Ingin membuktikan pada dirinya sendiri melalui berbagai petunjuk bahwa ayah dan ibu saling mencintai, bahwa mereka peduli terhadap keluarga ini, dan bahwa mereka tidak akan pernah membiarkannya berantakan, Noia K. Melkvi beruntung memiliki ayah terbaik di dunia.
Bahkan dengan sedikit kekhawatiran di matanya, Leon berusaha keras untuk membantu putrinya mengatasi kekhawatirannya. Ayahnya memahaminya, menyayanginya, dan sangat efisien dalam mengambil tindakan.
Malam ini, tindakan Leon dan Rosvitha hanya memperdalam pemikiran di benak Noia bahwa “mereka sedang jatuh cinta, mereka peduli dengan keluarga ini.”
Kekhawatiran dan kesusahan putri naga kecil berangsur-angsur hilang seiring dengan sejuknya angin laut.

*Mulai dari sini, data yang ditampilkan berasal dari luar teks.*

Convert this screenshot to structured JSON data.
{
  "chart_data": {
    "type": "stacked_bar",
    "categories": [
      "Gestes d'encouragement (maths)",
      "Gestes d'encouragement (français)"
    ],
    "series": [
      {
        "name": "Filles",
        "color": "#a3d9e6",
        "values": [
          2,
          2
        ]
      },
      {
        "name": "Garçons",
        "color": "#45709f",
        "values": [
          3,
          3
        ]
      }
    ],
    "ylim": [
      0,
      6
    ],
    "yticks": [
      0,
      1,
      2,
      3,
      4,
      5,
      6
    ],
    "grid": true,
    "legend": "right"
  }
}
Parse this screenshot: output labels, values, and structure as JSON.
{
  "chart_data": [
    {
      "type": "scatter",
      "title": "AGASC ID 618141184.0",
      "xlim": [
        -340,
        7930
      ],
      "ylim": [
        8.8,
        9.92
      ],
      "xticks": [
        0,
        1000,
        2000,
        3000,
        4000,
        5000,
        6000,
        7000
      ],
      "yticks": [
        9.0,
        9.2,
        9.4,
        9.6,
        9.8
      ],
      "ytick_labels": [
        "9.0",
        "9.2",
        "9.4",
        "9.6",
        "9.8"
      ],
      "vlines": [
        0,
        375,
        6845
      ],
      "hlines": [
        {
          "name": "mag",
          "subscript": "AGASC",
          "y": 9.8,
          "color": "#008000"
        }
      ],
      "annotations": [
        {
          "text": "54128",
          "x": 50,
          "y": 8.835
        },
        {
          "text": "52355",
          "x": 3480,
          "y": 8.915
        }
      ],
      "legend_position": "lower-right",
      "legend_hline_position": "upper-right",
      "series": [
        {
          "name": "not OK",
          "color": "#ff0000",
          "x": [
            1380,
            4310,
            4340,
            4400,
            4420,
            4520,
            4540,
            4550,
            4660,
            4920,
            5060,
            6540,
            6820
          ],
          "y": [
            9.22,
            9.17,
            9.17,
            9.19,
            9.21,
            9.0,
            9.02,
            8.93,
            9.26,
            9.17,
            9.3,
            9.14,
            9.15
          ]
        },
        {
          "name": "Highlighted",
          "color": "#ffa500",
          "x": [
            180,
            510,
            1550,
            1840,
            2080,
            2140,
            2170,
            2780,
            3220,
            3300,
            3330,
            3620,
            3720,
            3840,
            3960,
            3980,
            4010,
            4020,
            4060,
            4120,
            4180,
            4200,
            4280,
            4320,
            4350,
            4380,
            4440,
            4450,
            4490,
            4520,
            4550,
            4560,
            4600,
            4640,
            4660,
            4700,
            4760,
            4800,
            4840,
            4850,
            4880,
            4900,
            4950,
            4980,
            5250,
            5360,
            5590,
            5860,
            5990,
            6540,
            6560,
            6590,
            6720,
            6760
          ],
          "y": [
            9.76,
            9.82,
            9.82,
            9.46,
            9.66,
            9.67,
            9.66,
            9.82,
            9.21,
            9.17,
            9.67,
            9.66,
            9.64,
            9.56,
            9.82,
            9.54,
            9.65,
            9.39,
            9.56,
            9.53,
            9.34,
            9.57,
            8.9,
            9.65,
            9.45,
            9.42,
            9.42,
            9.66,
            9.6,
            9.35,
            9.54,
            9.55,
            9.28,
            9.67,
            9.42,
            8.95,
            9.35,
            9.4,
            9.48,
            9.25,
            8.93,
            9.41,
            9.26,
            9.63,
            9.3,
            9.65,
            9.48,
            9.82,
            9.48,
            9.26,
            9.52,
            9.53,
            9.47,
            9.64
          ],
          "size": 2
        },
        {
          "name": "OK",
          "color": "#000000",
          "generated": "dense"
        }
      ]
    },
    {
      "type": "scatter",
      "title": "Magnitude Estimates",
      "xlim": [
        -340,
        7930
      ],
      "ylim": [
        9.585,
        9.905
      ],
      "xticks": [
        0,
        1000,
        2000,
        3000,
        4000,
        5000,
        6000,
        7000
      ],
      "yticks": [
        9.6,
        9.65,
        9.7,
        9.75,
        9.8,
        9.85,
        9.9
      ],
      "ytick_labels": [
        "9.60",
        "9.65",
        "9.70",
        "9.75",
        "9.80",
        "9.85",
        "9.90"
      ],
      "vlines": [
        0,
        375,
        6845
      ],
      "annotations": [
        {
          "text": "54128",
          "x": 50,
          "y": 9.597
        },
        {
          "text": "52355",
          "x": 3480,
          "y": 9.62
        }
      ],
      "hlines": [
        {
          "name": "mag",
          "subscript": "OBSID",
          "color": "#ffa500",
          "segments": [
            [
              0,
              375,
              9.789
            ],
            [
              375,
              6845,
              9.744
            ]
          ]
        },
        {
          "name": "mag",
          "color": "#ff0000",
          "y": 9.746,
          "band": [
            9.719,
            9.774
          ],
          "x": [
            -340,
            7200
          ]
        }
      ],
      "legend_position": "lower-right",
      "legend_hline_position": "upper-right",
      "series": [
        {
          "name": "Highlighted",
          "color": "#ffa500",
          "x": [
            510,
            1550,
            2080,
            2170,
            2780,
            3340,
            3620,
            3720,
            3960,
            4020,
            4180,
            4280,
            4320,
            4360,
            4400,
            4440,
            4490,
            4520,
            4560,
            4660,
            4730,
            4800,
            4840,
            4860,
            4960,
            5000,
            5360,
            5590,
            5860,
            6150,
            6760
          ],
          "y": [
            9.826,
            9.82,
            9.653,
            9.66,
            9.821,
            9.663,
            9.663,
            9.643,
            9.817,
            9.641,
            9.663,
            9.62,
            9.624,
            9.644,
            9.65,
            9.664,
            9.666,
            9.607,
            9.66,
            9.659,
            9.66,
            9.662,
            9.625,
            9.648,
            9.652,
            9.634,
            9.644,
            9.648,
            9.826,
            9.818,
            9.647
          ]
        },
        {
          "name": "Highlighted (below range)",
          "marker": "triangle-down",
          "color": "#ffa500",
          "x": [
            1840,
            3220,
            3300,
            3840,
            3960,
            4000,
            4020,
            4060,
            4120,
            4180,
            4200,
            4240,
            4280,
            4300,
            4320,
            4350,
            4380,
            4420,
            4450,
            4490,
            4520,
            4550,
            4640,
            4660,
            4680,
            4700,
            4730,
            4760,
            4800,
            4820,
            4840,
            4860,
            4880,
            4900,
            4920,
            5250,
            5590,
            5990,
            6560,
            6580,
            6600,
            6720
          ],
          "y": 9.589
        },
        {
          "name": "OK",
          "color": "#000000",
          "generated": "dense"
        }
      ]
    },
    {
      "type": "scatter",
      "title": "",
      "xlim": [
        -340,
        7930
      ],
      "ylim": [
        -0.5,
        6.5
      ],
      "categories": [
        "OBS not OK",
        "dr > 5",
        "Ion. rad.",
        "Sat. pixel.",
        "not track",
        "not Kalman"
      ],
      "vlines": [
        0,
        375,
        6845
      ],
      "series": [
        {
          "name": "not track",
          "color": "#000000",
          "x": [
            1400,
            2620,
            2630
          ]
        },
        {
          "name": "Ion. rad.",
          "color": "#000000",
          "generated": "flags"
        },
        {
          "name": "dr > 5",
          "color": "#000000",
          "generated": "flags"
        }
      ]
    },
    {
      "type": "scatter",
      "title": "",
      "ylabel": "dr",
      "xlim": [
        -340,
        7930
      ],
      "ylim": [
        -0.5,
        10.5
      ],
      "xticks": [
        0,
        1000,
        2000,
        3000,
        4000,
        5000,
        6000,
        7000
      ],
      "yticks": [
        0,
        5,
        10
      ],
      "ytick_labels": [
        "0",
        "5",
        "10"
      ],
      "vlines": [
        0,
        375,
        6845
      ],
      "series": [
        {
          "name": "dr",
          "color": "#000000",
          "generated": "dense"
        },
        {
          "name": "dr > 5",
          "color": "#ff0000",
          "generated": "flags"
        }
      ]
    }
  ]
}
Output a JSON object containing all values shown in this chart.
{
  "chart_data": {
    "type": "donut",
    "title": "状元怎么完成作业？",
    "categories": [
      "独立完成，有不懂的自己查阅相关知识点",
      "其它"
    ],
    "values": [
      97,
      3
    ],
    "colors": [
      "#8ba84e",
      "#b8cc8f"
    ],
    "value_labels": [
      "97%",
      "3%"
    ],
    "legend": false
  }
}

Meskipun dia masih sedikit takut pada hari dimana mereka akan berpisah, kebahagiaan saat ini meluap seperti air dari cangkir, cukup untuk membuat Noia melupakan kekhawatirannya untuk sementara.
“Kakak, Kakak, Kakak!!”
Dalam momen yang teralihkan, Muen dengan bersemangat menepuk lengannya.
“Ada apa?” Noia mendapatkan kembali fokusnya dan menatap adiknya.
Muen, melompat-lompat, menunjuk ke arah pantai di kejauhan.
“Ayah dan ibu akan melakukan sesuatu yang tidak bisa ditonton oleh anak-anak!”
“eh?” Noia mengikuti jari adiknya.
Tentu saja.
Mereka berdua berdiri di tengah ombak, air mencapai mata kaki mereka.
Rambut perak ibu mengalir seperti air terjun, menakjubkan dan menawan.
Tangan besar Ayah memeluk pinggang rampingnya, memeluknya erat-erat di dadanya.
Mereka saling memandang, hidung mereka bersentuhan lembut, bibir mereka yang penuh gairah membelai.
Si cantik mengangkat tangannya, ujung jarinya menggoda pipi suaminya, menatap matanya sambil tersenyum. “Kamu tahu putri-putrinya sedang memperhatikan kita, bukan?”
“Aku tahu.”
“Maka kamu juga harus tahu bahwa beberapa adegan tidak cocok untuk anak-anak.”
“Dimengerti, Yang Mulia.”
Pipi Rosvitha memerah saat dia terkekeh, “Baiklah, baiklah, mengerti~”
Dia menutup matanya dan membungkuk untuk mencium pria di depannya.
Sementara itu, di sisi lain.
Noia benar-benar terpesona.
Sekarang dia akhirnya memahami ekspresi lama Kepala Sekolah Wilson; ternyata pengirimannya sangat memuaskan!
Sementara Muen diam-diam menutup mata adik perempuannya, dengan sungguh-sungguh berkata, “Anak-anak tidak boleh menonton~”
Little Light: Kakak kedua, sepertinya kamu juga ingin mencicipi salah satu pukulanku.